Par un mémoire en défense, enregistré le 21 janvier 2019, l'Office public de l'habitat d'Arcueil-Gentilly (OPALY), représenté par Me B..., conclut au rejet de la requête et demande à ce que soit mis à la charge de la société Valladon le versement de la somme de 3 000 euros sur le fondement de l'article L. 761-1 du code de justice administrative.
Il soutient que les moyens de la requête ne sont pas fondés.
Des pièces ont été produites le 2 novembre 2020 pour la société Valladon par Me E....

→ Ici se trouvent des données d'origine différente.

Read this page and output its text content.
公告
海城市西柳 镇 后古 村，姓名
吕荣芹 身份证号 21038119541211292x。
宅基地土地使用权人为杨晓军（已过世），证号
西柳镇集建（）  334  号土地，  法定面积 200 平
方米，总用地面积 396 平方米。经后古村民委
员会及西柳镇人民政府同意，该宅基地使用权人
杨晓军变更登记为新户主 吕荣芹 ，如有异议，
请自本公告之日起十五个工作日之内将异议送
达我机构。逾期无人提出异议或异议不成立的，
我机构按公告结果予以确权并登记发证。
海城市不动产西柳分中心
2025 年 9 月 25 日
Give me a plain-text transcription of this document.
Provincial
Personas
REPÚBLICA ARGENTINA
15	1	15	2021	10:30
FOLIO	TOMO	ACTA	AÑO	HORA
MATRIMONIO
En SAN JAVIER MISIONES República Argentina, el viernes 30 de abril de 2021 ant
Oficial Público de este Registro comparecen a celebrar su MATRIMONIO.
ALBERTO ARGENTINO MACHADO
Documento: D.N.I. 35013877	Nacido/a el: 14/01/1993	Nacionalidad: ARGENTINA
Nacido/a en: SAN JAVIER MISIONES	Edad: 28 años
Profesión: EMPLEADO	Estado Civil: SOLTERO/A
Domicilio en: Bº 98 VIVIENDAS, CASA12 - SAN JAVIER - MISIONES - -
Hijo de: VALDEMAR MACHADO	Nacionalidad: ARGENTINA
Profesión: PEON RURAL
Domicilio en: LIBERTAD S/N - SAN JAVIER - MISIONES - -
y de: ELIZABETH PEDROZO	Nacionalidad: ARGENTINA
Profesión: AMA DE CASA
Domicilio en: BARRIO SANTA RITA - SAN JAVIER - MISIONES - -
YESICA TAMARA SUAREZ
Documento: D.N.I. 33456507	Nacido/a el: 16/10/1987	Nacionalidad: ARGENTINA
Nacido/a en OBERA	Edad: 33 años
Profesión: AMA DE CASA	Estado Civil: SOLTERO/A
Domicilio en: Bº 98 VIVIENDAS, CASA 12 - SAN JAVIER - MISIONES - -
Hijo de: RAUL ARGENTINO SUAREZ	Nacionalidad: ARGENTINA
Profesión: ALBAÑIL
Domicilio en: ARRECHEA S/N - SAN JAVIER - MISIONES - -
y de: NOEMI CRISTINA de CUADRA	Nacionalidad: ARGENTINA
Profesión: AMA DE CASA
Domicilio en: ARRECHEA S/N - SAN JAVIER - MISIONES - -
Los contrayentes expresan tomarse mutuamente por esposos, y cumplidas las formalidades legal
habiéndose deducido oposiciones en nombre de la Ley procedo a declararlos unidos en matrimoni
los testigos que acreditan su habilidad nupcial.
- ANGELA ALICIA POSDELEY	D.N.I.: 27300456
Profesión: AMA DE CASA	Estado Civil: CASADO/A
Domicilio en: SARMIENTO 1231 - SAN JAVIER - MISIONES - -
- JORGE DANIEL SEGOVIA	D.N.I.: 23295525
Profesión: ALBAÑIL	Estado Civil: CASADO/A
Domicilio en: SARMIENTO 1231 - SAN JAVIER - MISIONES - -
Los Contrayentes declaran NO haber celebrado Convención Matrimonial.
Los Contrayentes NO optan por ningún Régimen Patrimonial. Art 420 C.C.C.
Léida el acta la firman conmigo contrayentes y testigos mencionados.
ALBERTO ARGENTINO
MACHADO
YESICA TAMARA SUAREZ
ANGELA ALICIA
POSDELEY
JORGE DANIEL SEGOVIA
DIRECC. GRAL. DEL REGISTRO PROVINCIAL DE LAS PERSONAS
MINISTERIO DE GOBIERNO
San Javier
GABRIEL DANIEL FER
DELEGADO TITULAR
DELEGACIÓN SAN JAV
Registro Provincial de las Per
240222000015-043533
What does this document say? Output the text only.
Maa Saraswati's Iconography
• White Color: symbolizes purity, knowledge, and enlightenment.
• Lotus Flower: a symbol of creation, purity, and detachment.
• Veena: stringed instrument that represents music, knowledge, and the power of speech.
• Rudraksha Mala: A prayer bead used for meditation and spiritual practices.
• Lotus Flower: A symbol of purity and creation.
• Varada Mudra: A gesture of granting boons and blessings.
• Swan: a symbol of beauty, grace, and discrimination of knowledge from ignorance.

Des pièces ont été produites le 2 novembre 2020 pour l'Office public de l'habitat d'Arcueil-Gentilly par Me B..., qui n'ont pas été communiquées ni prises en considération par la Cour.
Vu les autres pièces du dossier.
Vu :
- la directive 2004/18/CE du Parlement européen et du Conseil, du 31 mars 2004 ;
- l'ordonnance n° 2005-649 du 6 juin 2005 ;
- le code de la construction et de l'habitation ;
- le décret n° 2005-1742 du 30 décembre 2005 ;
- le décret n° 2020-1404 du 18 novembre 2020 portant adaptation des règles applicables aux juridictions de l'ordre administratif ;
- le code de justice administrative.
Les parties ont été régulièrement averties du jour de l'audience.
Ont été entendus au cours de l'audience publique :
- le rapport de M. D...,
- les conclusions de M. Baronnet, rapporteur public,
- les observations de Me A... pour la société Valladon,
- et les observations de Me F... pour l'office public de l'habitat Arcueil-Gentilly (OPALY).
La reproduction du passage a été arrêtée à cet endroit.